Throughout the season they log each niggle and injury referring to ongoing studies within the GAA to see if there are any anomalies registered. Séan, having sat on the GAA’s medical and scientific committee, sees this as essential in monitoring players’ reaction to training loads and assisting the medical team in advising management about planning training schedules.

“In research, injury rates are recorded per 1,000 training hours. We would look at our own injury rates compared with established norms during the season. Liam also puts the data into the ongoing rolling data surveillance studies in the GAA.

“At a certain point in the season we were getting high enough rates of groin or hamstring injuries. We looked at everything, the time of the year, the amount of driving people were doing, back to back sessions and you find a trend and then say what can we do differently. 90% of our work is off the pitch behind the scenes.”

A multidisciplinary approach is key. Séan and Liam are supported by physio Martin McIntyre, masseur Joe Dawson and have strong links with strength and conditioning coach Ed Coughlan. “Our objective as a medical team is to prevent as many injuries before the injury occurs, and to assist conditioning coach Ed Coughlan and the wider management team regarding training load,” says Séan.

“Our aim is to reduce the amount of non-contact trauma injuries such as hamstring, groin and to an extent cruciate and ankle injuries.
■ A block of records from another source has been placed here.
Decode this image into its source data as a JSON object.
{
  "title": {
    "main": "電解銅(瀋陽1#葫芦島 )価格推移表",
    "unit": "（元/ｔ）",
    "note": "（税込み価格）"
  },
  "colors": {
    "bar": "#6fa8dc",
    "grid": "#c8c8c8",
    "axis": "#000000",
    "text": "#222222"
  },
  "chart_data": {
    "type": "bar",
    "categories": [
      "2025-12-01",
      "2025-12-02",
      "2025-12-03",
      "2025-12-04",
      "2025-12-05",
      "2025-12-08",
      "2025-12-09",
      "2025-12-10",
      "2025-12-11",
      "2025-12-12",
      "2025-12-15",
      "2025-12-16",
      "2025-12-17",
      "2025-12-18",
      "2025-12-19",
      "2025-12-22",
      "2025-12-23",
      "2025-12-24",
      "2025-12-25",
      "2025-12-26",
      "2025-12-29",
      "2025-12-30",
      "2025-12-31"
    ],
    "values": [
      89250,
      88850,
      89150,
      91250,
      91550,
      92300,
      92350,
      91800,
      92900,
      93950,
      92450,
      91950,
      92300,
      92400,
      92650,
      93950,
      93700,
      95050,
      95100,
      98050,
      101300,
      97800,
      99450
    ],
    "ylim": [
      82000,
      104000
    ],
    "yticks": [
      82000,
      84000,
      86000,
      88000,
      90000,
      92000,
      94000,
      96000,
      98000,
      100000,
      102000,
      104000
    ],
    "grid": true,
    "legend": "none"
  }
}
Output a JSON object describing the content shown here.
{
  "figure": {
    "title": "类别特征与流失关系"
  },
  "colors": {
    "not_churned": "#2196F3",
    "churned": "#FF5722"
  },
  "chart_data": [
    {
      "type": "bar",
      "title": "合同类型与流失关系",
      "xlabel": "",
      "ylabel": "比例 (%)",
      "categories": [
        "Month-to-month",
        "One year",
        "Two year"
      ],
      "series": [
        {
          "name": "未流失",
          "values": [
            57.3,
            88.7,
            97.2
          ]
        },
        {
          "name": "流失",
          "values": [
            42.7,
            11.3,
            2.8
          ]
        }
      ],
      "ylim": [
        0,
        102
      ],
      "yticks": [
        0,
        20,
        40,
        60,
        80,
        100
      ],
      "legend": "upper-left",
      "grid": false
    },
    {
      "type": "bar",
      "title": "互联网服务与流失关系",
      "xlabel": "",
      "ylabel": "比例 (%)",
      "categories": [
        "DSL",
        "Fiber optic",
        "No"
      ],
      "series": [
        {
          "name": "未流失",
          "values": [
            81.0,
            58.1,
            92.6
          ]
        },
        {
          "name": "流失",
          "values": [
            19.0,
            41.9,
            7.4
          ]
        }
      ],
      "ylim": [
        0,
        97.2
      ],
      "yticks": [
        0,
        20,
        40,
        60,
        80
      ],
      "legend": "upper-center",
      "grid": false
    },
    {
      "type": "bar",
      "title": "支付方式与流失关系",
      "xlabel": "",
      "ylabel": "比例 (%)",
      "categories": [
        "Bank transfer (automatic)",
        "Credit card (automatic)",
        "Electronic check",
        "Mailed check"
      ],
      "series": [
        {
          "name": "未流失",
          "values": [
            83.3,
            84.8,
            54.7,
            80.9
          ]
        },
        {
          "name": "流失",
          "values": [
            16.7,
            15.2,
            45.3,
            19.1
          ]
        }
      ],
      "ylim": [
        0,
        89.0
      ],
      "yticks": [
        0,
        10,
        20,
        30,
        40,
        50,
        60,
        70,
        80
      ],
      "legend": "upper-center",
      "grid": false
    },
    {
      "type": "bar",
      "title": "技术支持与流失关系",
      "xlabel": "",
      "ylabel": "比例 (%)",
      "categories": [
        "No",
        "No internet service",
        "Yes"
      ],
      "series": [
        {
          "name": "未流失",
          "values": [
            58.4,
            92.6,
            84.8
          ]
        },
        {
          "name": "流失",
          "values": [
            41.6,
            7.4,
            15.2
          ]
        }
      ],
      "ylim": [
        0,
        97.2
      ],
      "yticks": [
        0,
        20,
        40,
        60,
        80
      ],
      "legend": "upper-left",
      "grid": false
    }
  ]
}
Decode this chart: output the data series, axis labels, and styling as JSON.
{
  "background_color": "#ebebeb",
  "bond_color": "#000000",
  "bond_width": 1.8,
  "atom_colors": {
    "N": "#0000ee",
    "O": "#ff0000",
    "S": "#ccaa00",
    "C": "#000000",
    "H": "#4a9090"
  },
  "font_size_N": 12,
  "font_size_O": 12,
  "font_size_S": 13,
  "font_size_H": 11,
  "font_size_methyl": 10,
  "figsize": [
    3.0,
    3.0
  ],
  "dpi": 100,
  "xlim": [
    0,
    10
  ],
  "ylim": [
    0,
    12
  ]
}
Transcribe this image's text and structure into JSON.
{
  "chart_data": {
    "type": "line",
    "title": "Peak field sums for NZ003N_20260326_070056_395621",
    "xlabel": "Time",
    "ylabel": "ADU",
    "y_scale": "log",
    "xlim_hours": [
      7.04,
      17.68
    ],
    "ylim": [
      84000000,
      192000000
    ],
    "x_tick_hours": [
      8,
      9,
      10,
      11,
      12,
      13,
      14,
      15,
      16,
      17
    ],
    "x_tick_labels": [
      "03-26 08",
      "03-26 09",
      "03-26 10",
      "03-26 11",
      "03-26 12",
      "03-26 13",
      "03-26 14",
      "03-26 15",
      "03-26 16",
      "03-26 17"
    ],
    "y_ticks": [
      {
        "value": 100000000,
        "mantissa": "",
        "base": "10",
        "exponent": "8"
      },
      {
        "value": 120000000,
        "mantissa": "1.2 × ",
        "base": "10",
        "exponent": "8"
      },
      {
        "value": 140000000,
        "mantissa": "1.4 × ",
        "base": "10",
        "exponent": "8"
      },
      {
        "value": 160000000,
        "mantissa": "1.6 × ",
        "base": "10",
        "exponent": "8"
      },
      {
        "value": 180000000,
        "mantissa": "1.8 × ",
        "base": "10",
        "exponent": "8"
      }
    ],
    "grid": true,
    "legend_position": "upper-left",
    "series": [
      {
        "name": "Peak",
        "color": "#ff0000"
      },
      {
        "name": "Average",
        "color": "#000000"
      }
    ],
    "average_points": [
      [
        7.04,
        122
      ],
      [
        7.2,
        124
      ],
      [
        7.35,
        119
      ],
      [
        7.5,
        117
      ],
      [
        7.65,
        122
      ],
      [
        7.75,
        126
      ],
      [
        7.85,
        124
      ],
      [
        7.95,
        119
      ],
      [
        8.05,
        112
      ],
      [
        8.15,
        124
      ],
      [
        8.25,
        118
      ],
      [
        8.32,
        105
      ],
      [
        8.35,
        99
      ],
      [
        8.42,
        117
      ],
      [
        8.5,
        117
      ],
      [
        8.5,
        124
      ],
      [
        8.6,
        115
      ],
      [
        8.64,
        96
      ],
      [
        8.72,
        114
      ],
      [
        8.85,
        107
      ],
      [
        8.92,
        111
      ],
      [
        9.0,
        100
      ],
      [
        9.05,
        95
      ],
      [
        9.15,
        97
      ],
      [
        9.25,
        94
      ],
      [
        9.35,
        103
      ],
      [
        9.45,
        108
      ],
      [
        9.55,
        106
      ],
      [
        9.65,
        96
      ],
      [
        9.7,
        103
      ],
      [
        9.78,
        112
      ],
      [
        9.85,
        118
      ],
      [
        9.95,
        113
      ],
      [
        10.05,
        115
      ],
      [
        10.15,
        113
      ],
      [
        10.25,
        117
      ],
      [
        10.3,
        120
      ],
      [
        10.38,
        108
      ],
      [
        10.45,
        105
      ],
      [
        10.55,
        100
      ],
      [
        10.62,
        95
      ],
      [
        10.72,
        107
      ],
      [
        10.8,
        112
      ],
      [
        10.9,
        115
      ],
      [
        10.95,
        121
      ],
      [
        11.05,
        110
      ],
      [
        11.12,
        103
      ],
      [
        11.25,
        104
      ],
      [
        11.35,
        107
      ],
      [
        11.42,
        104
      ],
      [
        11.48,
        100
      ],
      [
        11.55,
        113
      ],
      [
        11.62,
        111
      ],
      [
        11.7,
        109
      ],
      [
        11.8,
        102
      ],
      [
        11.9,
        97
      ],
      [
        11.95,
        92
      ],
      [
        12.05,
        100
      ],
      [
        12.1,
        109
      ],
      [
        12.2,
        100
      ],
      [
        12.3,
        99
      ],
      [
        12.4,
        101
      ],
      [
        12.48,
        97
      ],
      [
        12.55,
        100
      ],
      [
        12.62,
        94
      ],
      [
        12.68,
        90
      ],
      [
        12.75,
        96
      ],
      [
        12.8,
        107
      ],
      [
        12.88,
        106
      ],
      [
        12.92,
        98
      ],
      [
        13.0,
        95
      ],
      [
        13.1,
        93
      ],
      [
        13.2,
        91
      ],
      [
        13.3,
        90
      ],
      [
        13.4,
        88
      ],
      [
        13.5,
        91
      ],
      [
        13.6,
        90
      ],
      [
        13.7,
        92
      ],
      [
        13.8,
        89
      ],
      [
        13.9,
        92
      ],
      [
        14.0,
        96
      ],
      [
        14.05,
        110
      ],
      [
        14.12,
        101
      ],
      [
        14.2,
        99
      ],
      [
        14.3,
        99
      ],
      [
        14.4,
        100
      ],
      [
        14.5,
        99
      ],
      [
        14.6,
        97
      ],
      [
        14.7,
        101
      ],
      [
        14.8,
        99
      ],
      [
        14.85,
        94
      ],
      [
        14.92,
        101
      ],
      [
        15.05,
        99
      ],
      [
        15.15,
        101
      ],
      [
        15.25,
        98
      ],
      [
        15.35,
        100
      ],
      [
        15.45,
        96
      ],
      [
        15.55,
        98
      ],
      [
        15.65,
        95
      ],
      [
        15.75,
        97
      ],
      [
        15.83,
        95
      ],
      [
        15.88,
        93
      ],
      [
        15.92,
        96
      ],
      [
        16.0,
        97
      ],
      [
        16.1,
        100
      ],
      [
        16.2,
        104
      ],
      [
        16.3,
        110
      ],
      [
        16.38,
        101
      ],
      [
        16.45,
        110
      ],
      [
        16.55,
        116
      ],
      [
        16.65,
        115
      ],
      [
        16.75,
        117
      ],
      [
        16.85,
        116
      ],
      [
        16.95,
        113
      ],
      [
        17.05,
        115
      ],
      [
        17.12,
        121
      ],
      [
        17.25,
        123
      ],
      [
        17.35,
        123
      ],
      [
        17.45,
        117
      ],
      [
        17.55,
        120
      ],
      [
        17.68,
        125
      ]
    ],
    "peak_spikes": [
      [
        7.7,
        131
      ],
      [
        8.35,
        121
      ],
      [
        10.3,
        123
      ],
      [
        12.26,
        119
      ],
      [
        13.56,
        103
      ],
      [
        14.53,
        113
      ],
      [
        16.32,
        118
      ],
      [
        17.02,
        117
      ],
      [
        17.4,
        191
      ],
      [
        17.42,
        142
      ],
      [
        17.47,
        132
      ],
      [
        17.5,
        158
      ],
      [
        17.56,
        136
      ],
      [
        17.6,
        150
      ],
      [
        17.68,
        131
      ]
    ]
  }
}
If a trauma injury occurs, I will assess it, image it and link up with the physio team for rehab and at the end stage we’d involve Ed with what the player can do.

“All the time we’re involving the management on an estimated return date and when they’re ready we modify the rehab so they come back, not at the level where they can return to play but at a level where they can execute the skills they have been pre-injury.”

In all, the job takes up a quarter of Séan and Liam’s working week at a time when they’re building their sports medicine practice at The Mayo Sports Clinic. And it brings pressures.

“It’s hard to enjoy game day,” said Séan. “It is a job. You’ve an inside knowledge into the level of preparation and effort put in and hope players perform and avoid injury. Part of our job is to know when a player is off. There’s a fine line between winning and losing you don’t want to be responsible for leaving someone on the pitch not 100%. Our job would be to tell the manager that.”

Liam added: “I’d be lying if I didn’t say there isn’t pressure regarding timeframes to get players right and Murphy’s Law says it’s always going to happen when you least want it.

“The key for us is to use a multi-disciplinary approach where everyone knows their area well.”